列車に揺られること約3時間半。
隣の席では雷イビキを列車中に響かせる求人代理店社長の平松。
苦痛の長旅でしたが、それもよい思い出としよう。
何しろ初めての仙台ですから。
歩道の端に時折残雪が残るものの、寒さはない。
そしてワシの予想に反して大都会。
大手人材派遣会社の役員、
青山氏との取材をかねた打合せがメインだったのですが、
この会社の方々は
どなたも情熱的なだけでなく、とにかくブレがない。
そこがホントに気持ちいい。
しかし、同行の平松の心は
すでに牛タンと生ビールに包まれていたに違いない。
この打合せの最中、ずっと遠い目をしてボンヤリしとるやんけ。
コノヤロ〜め。
打合せが終わり、夜も更けて。
初めて知る仙台弁の方言や
伝説のヒト「仙台四郎」という商売の神について学び、
穏やかに過ごしていた時のこと。
酔いが回った平松が得意気に話しはじめます。
平松「この近くの石巻市にある北上川は鮭も上がってくる」
ワシ「イシノマキ?詳しいじゃん」
平松「ほら、鮭一本丸ごとになってる石巻鮭ってあるだろ。
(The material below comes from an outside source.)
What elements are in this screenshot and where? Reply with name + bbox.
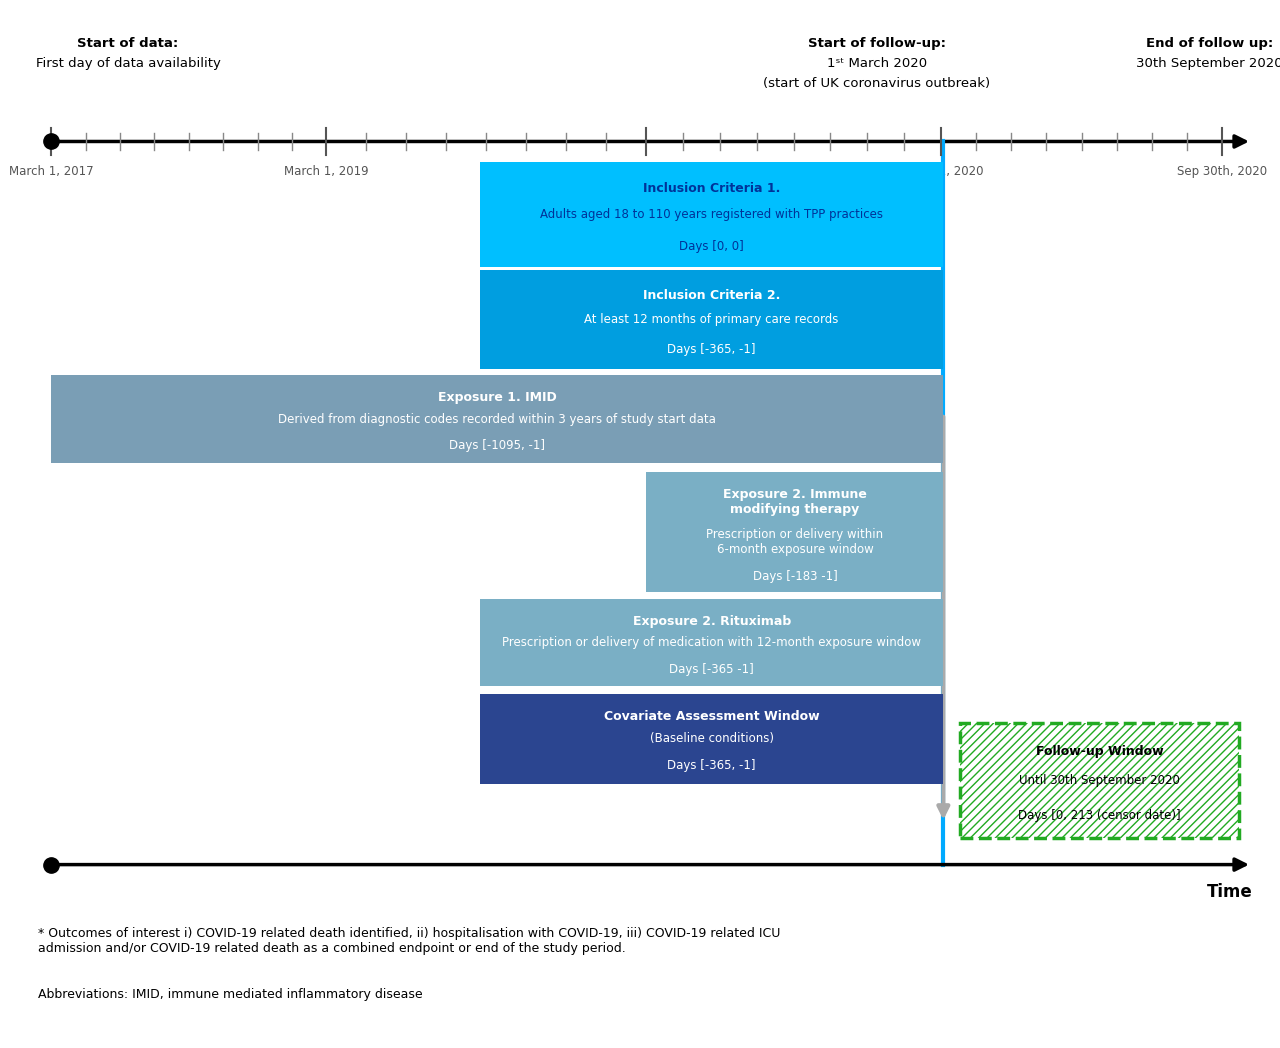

それのことだ」
ワシ「え?イシマキジャケ…?…そんなのワシ、知らんよ」
平松「鮭が有名なのは北海道じゃなく石巻だぞ」
ワシ「え?そうなの?」
平松「オレもこないだお歳暮でもらったのよ、イシマキジャケ」
ワシ「‥‥えっと、それ、新巻鮭のことじゃ‥‥」
平松「そう。イシマキジャケ」
ワシ「・・・・・・・」
地元「北上川は鮭の養殖が盛んで有名なんです」
平松「ええええ!!!地元のヒトもイシマキジャケを知らんの?」
地元「はい。初耳です」
平松「そうか。知らんのか…(トーンダウン)」
かくして、イシマキジャケの真相は闇の中へ。
最後まで自らの意見を覆すことのできない頑固者なのか。
幻の鮭を知るホンモノの通なのか。